S 4742
A bill to authorize certain labor market data collection activities and to improve Federal measurement of the workforce impacts of artificial intelligence, and for other purposes.
Informational. No immediate compliance impact.
TL;DR
Senator Mark Kelly (D-AZ) introduced this bill to authorize federal labor market data collection focused on how AI is reshaping the American workforce.

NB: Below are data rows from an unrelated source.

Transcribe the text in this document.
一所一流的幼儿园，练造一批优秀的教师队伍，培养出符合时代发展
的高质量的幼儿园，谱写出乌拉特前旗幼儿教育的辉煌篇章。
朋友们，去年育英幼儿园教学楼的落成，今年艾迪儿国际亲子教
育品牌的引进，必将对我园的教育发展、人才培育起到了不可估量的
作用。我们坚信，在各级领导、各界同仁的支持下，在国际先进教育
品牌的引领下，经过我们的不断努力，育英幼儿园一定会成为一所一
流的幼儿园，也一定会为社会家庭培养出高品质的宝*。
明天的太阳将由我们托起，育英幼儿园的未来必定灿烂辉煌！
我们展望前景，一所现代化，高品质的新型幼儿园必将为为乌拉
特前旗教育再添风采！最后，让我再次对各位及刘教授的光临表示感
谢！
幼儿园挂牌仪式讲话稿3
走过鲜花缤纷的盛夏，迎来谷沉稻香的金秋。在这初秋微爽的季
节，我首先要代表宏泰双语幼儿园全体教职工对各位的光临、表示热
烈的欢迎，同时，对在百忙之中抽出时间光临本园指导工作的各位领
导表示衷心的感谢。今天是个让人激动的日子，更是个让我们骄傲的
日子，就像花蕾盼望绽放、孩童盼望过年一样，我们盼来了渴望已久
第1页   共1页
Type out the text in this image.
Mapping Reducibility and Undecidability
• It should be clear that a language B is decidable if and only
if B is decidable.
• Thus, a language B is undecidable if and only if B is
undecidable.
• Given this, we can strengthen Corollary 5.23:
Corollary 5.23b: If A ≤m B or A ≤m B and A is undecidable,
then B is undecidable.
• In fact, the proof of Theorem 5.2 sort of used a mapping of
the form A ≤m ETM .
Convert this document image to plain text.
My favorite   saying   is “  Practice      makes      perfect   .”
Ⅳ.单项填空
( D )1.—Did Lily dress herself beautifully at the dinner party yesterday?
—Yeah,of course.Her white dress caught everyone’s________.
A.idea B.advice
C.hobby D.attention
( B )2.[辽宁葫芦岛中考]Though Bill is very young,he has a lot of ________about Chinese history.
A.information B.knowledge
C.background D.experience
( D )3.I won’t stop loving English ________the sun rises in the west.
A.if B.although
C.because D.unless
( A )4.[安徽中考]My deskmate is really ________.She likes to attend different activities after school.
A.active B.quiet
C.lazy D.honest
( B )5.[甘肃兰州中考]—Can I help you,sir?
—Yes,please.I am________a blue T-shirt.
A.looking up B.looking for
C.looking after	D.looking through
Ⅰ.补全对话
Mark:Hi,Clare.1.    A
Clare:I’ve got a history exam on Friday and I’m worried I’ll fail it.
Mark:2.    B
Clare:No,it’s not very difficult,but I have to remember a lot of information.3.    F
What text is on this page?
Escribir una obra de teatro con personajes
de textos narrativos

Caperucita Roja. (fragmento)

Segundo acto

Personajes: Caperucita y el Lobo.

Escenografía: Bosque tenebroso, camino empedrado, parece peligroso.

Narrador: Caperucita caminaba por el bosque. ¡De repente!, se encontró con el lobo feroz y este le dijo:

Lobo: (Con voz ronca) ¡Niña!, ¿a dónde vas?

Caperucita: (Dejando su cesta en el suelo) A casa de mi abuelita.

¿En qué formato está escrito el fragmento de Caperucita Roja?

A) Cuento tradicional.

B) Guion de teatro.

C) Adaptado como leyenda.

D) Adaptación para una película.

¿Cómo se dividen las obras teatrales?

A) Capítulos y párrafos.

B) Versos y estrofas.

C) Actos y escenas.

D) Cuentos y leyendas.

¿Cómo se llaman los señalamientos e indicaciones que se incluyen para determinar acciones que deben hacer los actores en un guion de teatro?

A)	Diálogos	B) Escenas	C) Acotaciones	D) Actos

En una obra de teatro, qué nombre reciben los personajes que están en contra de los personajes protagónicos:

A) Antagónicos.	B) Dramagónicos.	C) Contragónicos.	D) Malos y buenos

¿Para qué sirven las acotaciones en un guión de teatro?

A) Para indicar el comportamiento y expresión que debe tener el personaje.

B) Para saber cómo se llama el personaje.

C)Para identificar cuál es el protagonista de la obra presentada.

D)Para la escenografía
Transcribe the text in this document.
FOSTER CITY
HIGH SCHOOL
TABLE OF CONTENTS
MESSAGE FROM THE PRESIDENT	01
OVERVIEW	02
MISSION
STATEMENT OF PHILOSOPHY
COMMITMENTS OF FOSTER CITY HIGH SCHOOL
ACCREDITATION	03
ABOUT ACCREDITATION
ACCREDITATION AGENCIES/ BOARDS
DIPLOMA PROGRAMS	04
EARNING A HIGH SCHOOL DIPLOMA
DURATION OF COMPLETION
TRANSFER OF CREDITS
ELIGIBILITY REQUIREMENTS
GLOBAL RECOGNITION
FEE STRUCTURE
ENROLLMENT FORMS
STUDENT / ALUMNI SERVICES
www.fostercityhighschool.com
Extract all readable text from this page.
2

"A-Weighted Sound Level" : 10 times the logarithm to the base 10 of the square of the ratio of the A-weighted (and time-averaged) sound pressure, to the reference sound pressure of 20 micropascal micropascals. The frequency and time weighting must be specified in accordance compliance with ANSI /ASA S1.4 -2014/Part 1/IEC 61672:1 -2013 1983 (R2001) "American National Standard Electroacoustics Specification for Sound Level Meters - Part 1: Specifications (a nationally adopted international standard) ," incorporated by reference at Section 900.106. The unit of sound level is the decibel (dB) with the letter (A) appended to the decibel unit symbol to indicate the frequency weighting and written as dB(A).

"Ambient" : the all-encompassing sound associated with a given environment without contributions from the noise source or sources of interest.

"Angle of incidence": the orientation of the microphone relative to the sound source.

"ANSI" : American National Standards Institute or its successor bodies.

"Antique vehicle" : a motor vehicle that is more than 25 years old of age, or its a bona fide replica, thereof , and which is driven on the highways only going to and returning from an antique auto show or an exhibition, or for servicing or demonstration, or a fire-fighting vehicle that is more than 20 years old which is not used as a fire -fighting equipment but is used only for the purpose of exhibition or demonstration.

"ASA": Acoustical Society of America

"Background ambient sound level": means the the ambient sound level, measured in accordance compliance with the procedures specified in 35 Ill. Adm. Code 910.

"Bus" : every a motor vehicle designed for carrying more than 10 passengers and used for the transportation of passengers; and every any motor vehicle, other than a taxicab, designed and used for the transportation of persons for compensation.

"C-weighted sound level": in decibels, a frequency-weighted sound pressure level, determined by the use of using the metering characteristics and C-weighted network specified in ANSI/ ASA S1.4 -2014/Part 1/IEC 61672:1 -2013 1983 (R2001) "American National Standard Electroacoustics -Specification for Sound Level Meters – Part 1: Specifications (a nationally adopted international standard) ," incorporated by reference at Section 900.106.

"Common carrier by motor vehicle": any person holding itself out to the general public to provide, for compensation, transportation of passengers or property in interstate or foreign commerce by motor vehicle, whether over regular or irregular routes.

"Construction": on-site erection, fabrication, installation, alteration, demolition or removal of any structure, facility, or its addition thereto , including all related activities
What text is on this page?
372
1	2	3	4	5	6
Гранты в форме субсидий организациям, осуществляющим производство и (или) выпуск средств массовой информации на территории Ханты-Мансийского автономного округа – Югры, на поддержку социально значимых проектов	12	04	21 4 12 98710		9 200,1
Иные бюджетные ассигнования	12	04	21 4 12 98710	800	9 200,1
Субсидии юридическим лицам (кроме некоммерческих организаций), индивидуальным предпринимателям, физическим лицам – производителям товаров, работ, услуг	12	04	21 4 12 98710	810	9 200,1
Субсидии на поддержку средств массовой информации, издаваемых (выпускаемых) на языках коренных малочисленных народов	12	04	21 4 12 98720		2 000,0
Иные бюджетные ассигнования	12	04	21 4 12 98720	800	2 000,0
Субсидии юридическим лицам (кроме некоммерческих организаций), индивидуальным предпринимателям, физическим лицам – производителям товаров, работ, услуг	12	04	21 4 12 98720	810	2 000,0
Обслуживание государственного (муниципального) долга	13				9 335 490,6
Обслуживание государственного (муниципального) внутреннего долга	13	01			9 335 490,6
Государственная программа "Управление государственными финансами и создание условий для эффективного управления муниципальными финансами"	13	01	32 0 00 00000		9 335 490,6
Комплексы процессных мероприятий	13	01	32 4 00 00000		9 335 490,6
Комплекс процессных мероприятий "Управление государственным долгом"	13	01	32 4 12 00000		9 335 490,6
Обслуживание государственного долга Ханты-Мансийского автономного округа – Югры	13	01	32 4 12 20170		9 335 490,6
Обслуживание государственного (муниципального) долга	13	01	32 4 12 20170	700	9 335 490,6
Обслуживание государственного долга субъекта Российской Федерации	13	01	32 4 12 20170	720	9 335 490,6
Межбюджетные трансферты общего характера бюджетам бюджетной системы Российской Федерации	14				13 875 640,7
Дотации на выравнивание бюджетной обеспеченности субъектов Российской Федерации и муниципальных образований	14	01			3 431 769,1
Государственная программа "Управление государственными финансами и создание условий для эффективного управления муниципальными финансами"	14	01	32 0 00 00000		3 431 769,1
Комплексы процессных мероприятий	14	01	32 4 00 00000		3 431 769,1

It directs federal agencies to measure AI's impact on jobs, wages, and worker displacement, but does not impose any compliance requirements on private businesses.
How This Might Impact Your Business
No direct compliance obligations for private employers; the bill funds government data collection, not corporate reporting mandates.
Federal agencies (likely BLS and Department of Labor) would gain authority to track AI-driven workforce changes, including job displacement and skills shifts.
Companies deploying AI in operations (especially in customer service, logistics, manufacturing, and white-collar professional services) may be asked to participate in voluntary surveys about AI adoption.
Findings will likely inform future legislation on worker retraining, unemployment insurance, and potentially AI labor regulations, so today's data shapes tomorrow's rules.
HR and workforce planning teams should expect more granular public data on AI's labor impacts within 2-3 years of passage, useful for benchmarking.
Bill is currently in the Senate HELP Committee with no hearing scheduled, signaling early-stage status with uncertain passage prospects.
No penalties, deadlines, or exemptions are established because the bill does not regulate business conduct.
What Should You Do
Assign someone in government affairs or HR to track this bill through the Senate HELP Committee; it could become a vehicle for broader AI workforce policy.
Begin internally documenting how AI deployments are affecting your workforce (roles eliminated, created, or transformed) since this data will become a baseline if federal reporting expands.
Brief your workforce planning team that richer federal AI labor data is coming, which can sharpen retraining and hiring strategies.
Watch for follow-on legislation: bills like this often precede mandatory employer reporting requirements within 3-5 years.
Who It Affects
Sponsors
Status Timeline
committee
Read twice and referred to the Committee on Health, Education, Labor, and Pensions.
June 10, 2026
AI-generated analysis for informational purposes only. Not legal advice. Always consult a qualified attorney for legal guidance.